Some people may doubt that Buffalo is an international city. They should have been at Vive La Casa on Wednesday morning.

People from as far away as Angola, Tanzania and Bangladesh gathered to celebrate World Refugee Day with lunch and music.

The Okpise family, from Nigeria, sang an African song, and an Albanian refugee played a violin concerto by Mozart.

Sponsored by the United Nations High Commission for Refugees, the event kicked off the Forgotten Refugees Campaign, a drive to raise awareness for refugees seeking asylum.

"We're using publicity and advertising among certain citizens to raise awareness," said Richard Reinhart, director of development and public relations of Vive, a nonprofit organization that provides refugees with food and shelter.

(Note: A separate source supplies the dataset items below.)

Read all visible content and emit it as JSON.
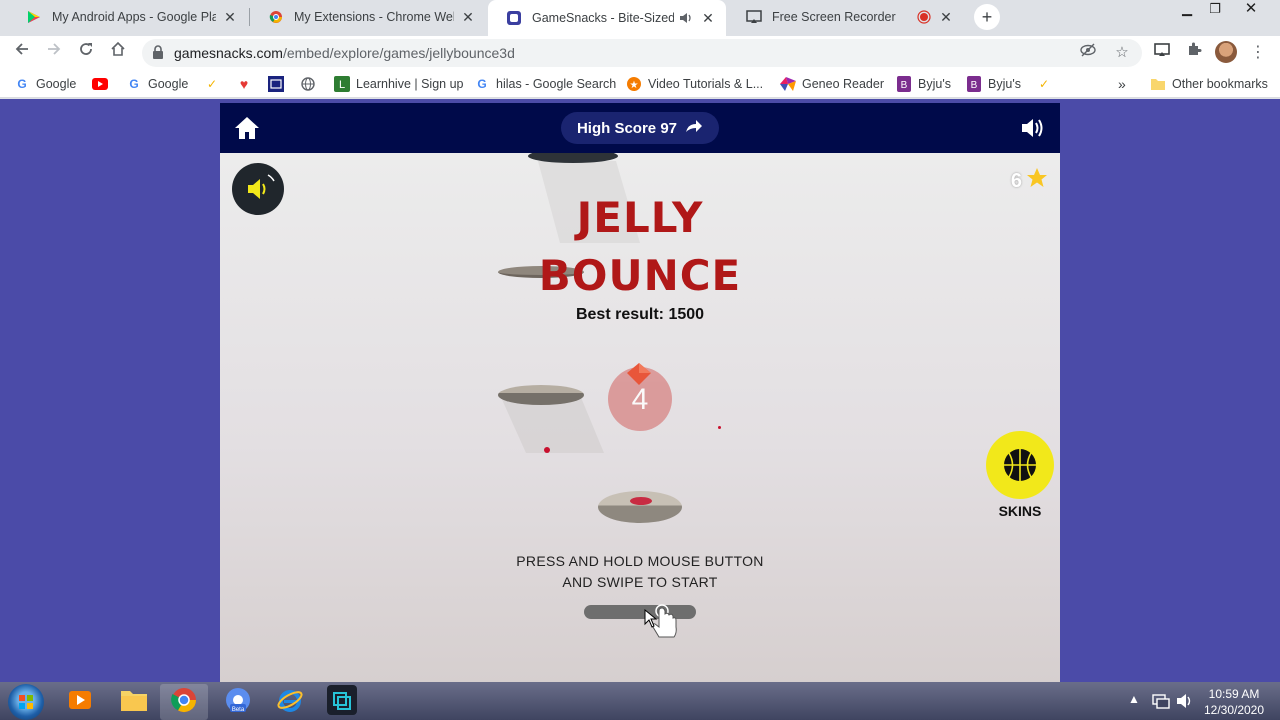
{
  "browser": {
    "tabs": [
      {
        "title": "My Android Apps - Google Play",
        "active": false
      },
      {
        "title": "My Extensions - Chrome Web St",
        "active": false
      },
      {
        "title": "GameSnacks - Bite-Sized Gar",
        "active": true
      },
      {
        "title": "Free Screen Recorder",
        "active": false
      }
    ],
    "url_host": "gamesnacks.com",
    "url_path": "/embed/explore/games/jellybounce3d",
    "bookmarks": [
      {
        "label": "Google"
      },
      {
        "label": ""
      },
      {
        "label": "Google"
      },
      {
        "label": ""
      },
      {
        "label": ""
      },
      {
        "label": ""
      },
      {
        "label": ""
      },
      {
        "label": "Learnhive | Sign up"
      },
      {
        "label": "hilas - Google Search"
      },
      {
        "label": "Video Tutorials & L..."
      },
      {
        "label": "Geneo Reader"
      },
      {
        "label": "Byju's"
      },
      {
        "label": "Byju's"
      },
      {
        "label": ""
      }
    ],
    "overflow": "»",
    "other_bookmarks": "Other bookmarks"
  },
  "game_header": {
    "high_score_label": "High Score 97"
  },
  "game": {
    "stars_count": "6",
    "title_line1": "JELLY",
    "title_line2": "BOUNCE",
    "best_result": "Best result: 1500",
    "ball_number": "4",
    "skins_label": "SKINS",
    "instruction_line1": "PRESS AND HOLD MOUSE BUTTON",
    "instruction_line2": "AND SWIPE TO START"
  },
  "taskbar": {
    "time": "10:59 AM",
    "date": "12/30/2020"
  },
  "colors": {
    "title_red": "#b01818",
    "header_navy": "#000a4a",
    "page_purple": "#4b4ba8",
    "skins_yellow": "#f2e81a"
  }
}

Reinhart said he hoped the event also would generate support for the Refugee Protection Act, a bill introduced in the U.S. Congress in 1999. "It seeks to amend some of the problems created in 1996 by immigration legislation," Reinhart said. "It's looking to change some of the aspects of detention."

Refugees at Vive said they enjoyed the day, but several said it was a bittersweet celebration because they missed their countries.

One 26-year-old woman left Bangladesh because her life was threatened after she joined an opposition political party. She refused to give her name because she said it would jeopardize her safety.

"This place is really very helpful and safe and secure," she said of Vive. "The office people are really so nice to me. When I stayed here (the first night), I felt it was a good place."

Still, she said she wishes she could return home. "I had to leave my country, but still I love my country," she said.

A 37-year-old journalist from Tanzania, who also would not give his name, left his home after the government disagreed with his writing. Feeling unsafe, he said, he first went to Canada before coming to the United States about two weeks ago.

He said he would return to Tanzania if he could.

"It's very sorry to be in a country where I don't belong," he said. "I can assimilate in any society myself, but I need to contribute to my country."

Though he appreciates what Vive does, he said, he still wants to be home.

"This is a forced departure," he said. "Home is the best place to live.

"Is it fair to celebrate to be out of home?"